On Wed, Sep 9, 2015 at 10:18 PM, John Cowan <xxxxxx@mercury.ccil.org> wrote:
Alex Shinn scripsit:

> Two dynamic perfect hash algorithms are Dietzfelbinger et al's
> algorithm [1] and the Cuckoo hash [2].  Both of these have
> additional restrictions on the load factor in order to get even
> _expected_ amortized constant time insertions.  This conflicts with
> implementation extensions to specify the load factor explicitly.

I would assume that a cuckoo-based framework (I haven't read D's paper)
would simply ignore such extensions.  But cuckoo hashing needs more
than one hash function in any case, so it doesn't fit the general
69/125/126/R6RS/CL hash framework.

1.  Since we give leeway to replace the hash function in special
cases, and since the function is never exposed, there's no reason
we can't replace it with 2 or more functions.

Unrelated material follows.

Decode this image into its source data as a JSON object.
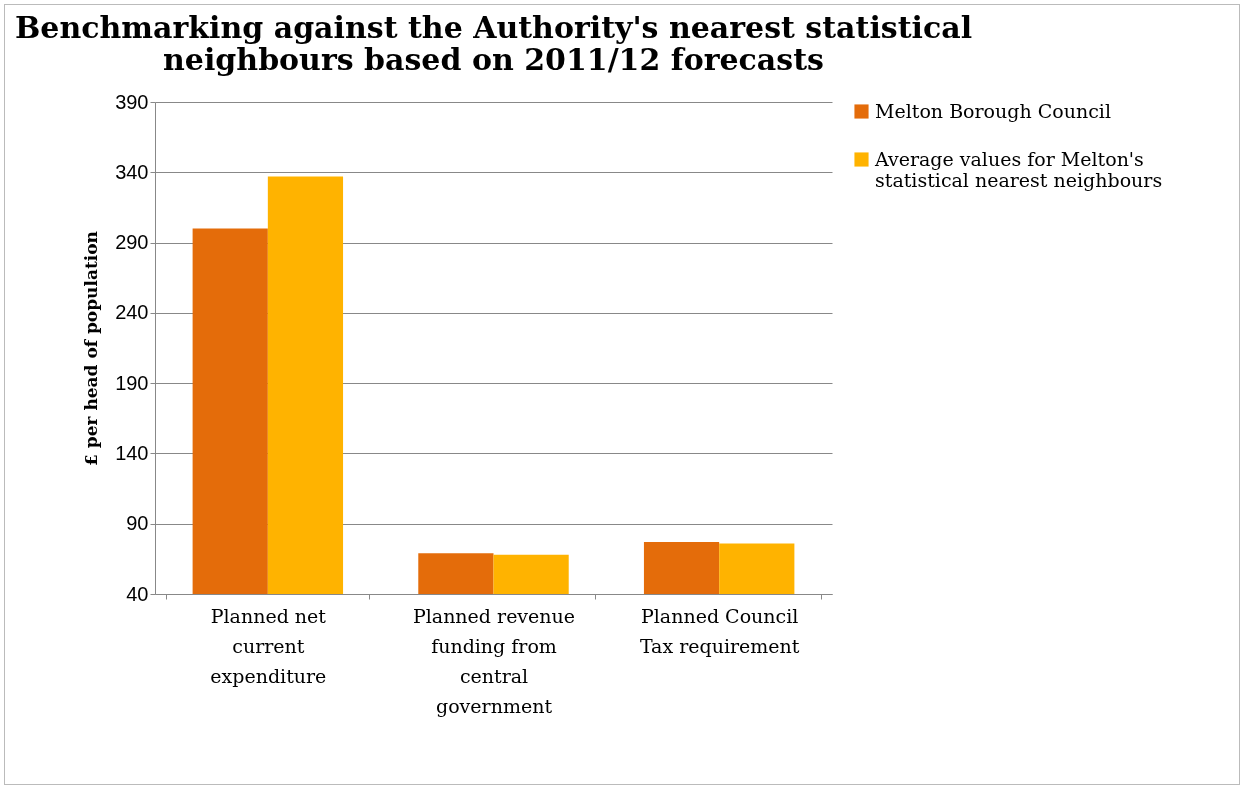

2. I realize now that the SRFI-114 hash functions are severely
underspecified for use in this SRFI - they need to produce values
suitable for any number of buckets, but the range is unspecified.
R6RS hash-tables are similarly underspecified, but SRFI-69 does
not have this problem because it uses an explicit `bound' argument.

If we don't add a bound argument, we should specify the range of
hash functions to be at least the largest imaginable number of
buckets in an application.  On 32-bit architectures this may in fact
exceed the max fixnum, though we could alleviate this by allowing
negative results as in Java.

In either case we have room for extra information which can be
used to derive multiple hash values from the initial result, making
cuckoo hashing a realistic option.

Another consideration is a "salt" argument to the hash functions
to be mixed in with the result, which is one way to avoid the
hash collision DoS attack.  This would also effectively allow an
arbitrary number of hash functions, which is useful for more
than just cuckoo hashing (double hashing).

-- 
Alex